All of these set-pieces are staged with enormous skill and energy: McQuarrie, Cruise, cinematographer Rob Hardy, editor Eddie Hamilton and stunt coordinator Wade Eastwood (abetted by Lorne Balfe’s score, which incorporates bits of Lalo Schifrin’s iconic music)—along with Cruise and Cavill in particular—work together to create sequences that provide the sort of adrenaline rush nobody will be able to resist. The key is that although effects are undoubtedly part of the mix, the result, however extravagant, feels real, looking like actual human beings engaged in the most outlandishly bone-crushing behavior. It’s that tactile quality that gives the admittedly ridiculous action just enough credibility to allow you to swallow it for the moment. By comparison, the CGI antics in most of today’s bombastic blockbusters look like the cheap computer-generated junk they are, however expensive they might be to execute.
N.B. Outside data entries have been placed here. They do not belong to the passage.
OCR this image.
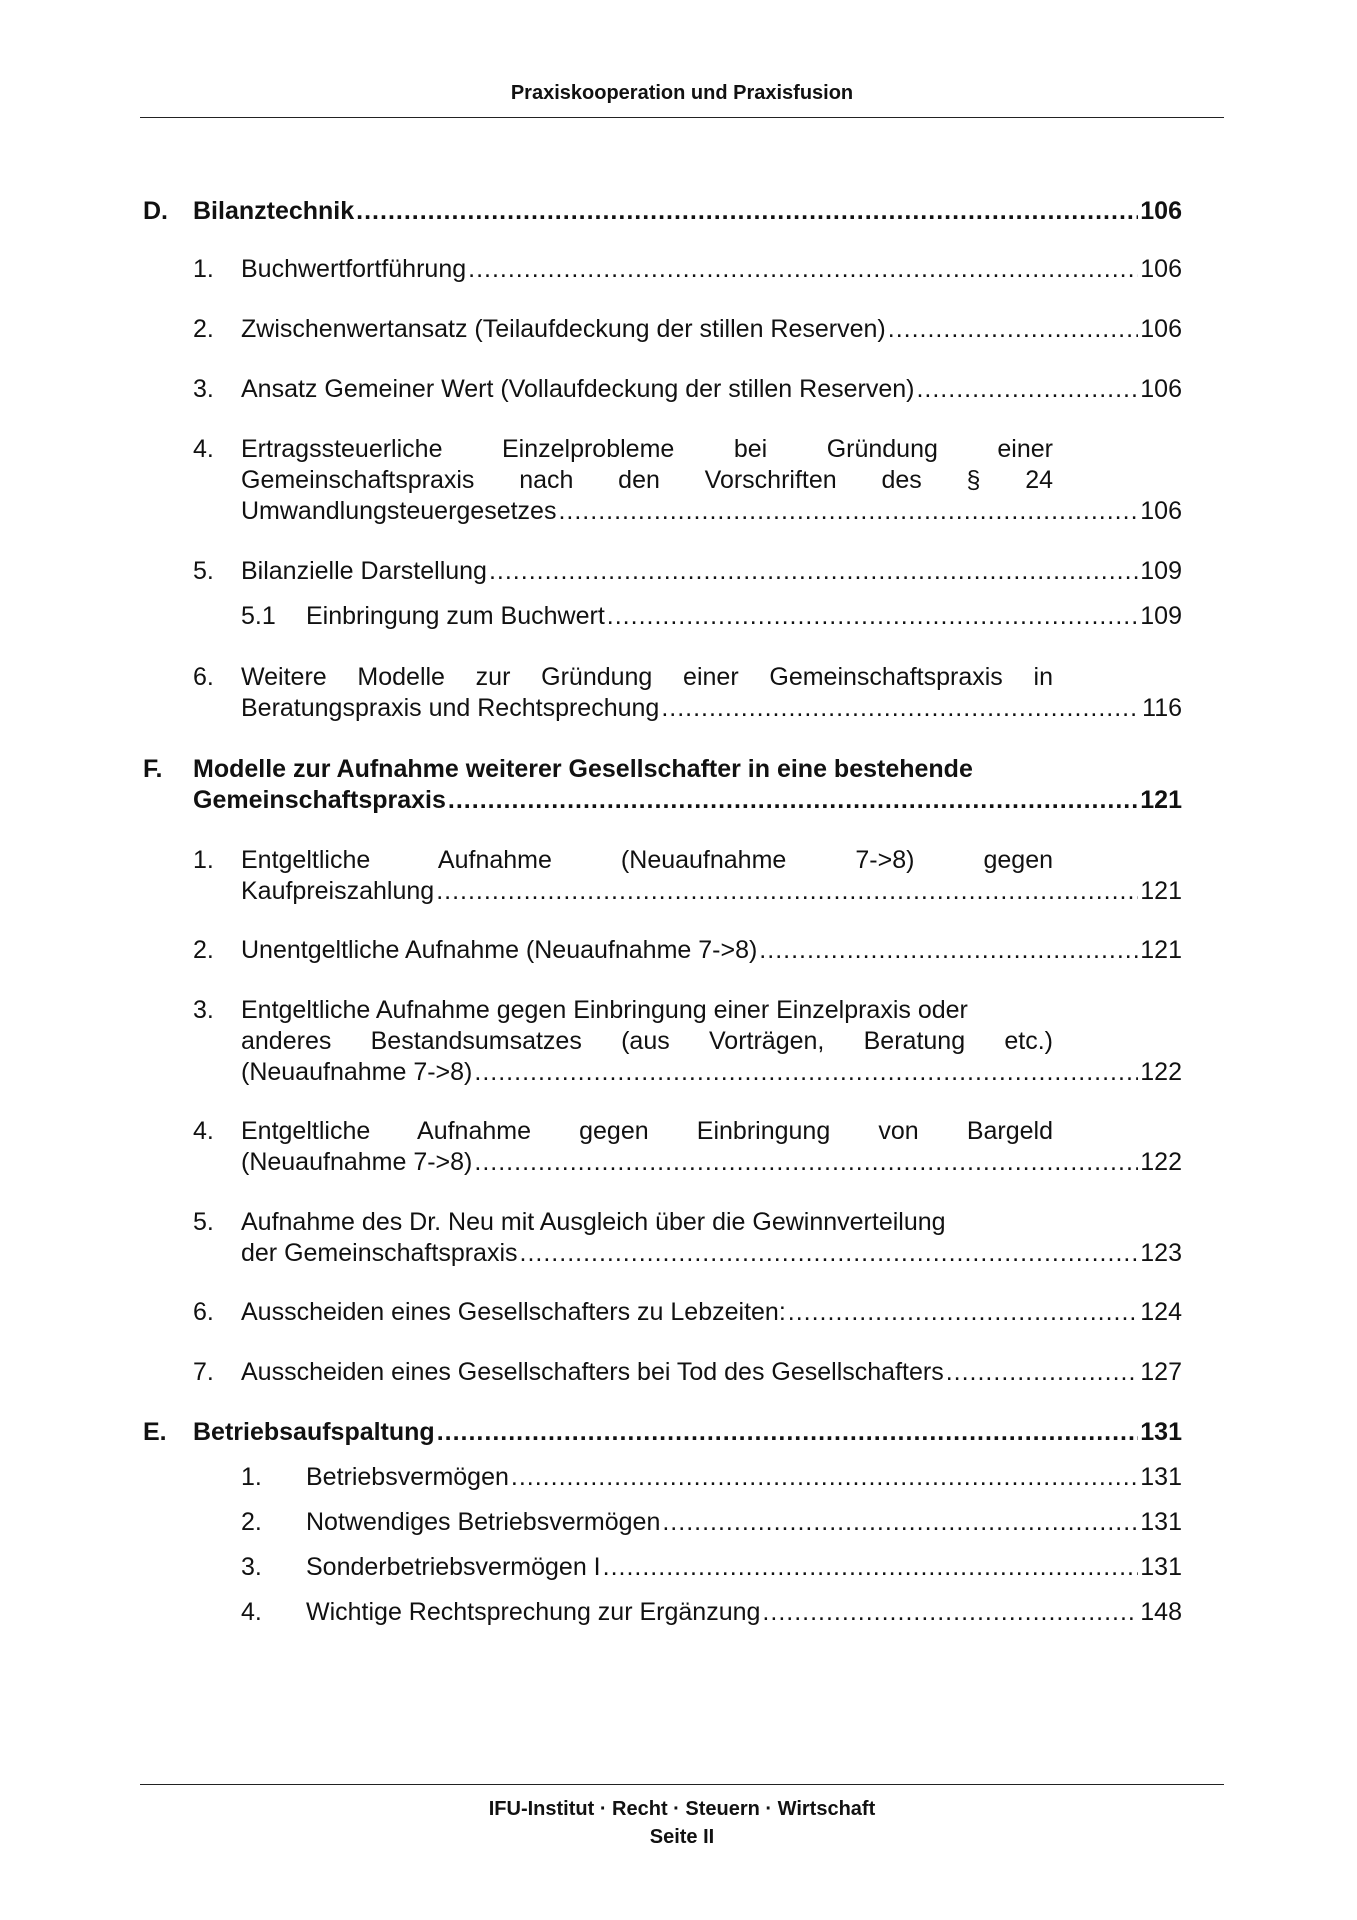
Praxiskooperation und Praxisfusion
D. Bilanztechnik .....	106
1. Buchwertfortführung .....	106
2. Zwischenwertansatz (Teilaufdeckung der stillen Reserven) .....	106
3. Ansatz Gemeiner Wert (Vollaufdeckung der stillen Reserven) .....	106
4. Ertragssteuerliche Einzelprobleme bei Gründung einer
Gemeinschaftspraxis nach den Vorschriften des § 24
Umwandlungsteuergesetzes .....	106
5. Bilanzielle Darstellung .....	109
5.1 Einbringung zum Buchwert .....	109
6. Weitere Modelle zur Gründung einer Gemeinschaftspraxis in
Beratungspraxis und Rechtsprechung .....	116
F. Modelle zur Aufnahme weiterer Gesellschafter in eine bestehende
Gemeinschaftspraxis .....	121
1. Entgeltliche Aufnahme (Neuaufnahme 7->8) gegen
Kaufpreiszahlung .....	121
2. Unentgeltliche Aufnahme (Neuaufnahme 7->8) .....	121
3. Entgeltliche Aufnahme gegen Einbringung einer Einzelpraxis oder
anderes Bestandsumsatzes (aus Vorträgen, Beratung etc.)
(Neuaufnahme 7->8) .....	122
4. Entgeltliche Aufnahme gegen Einbringung von Bargeld
(Neuaufnahme 7->8) .....	122
5. Aufnahme des Dr. Neu mit Ausgleich über die Gewinnverteilung
der Gemeinschaftspraxis .....	123
6. Ausscheiden eines Gesellschafters zu Lebzeiten: .....	124
7. Ausscheiden eines Gesellschafters bei Tod des Gesellschafters .....	127
E. Betriebsaufspaltung .....	131
1. Betriebsvermögen .....	131
2. Notwendiges Betriebsvermögen .....	131
3. Sonderbetriebsvermögen I .....	131
4. Wichtige Rechtsprechung zur Ergänzung .....	148
IFU-Institut · Recht · Steuern · Wirtschaft
Seite II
Kudos to the cast for playing the nonsense with the gravity the material requires to avoid degenerating into a cartoon. Cruise’s intensity in the dramatic moments, complementing his physical acts of daring, is essential, and though Cavill and Harris (and, surprisingly, Bassett) are uncomfortably stiff, Ferguson, Kirby and Michelle Monaghan make up for it. Of course Rhames, Pegg and Baldwin are available to provide bits of humor, though all can also manage their more serious moments.
The result is the increasingly rare summer popcorn movie that actually makes it worthwhile to go to the concession stand and buy some. Since it runs nearly two-and-a-half-hours, you’ll need the giant-sized tub, but you won’t have to run out for refills. That would be unfortunate, since the movie is tightly constructed, and you won’t want to miss anything.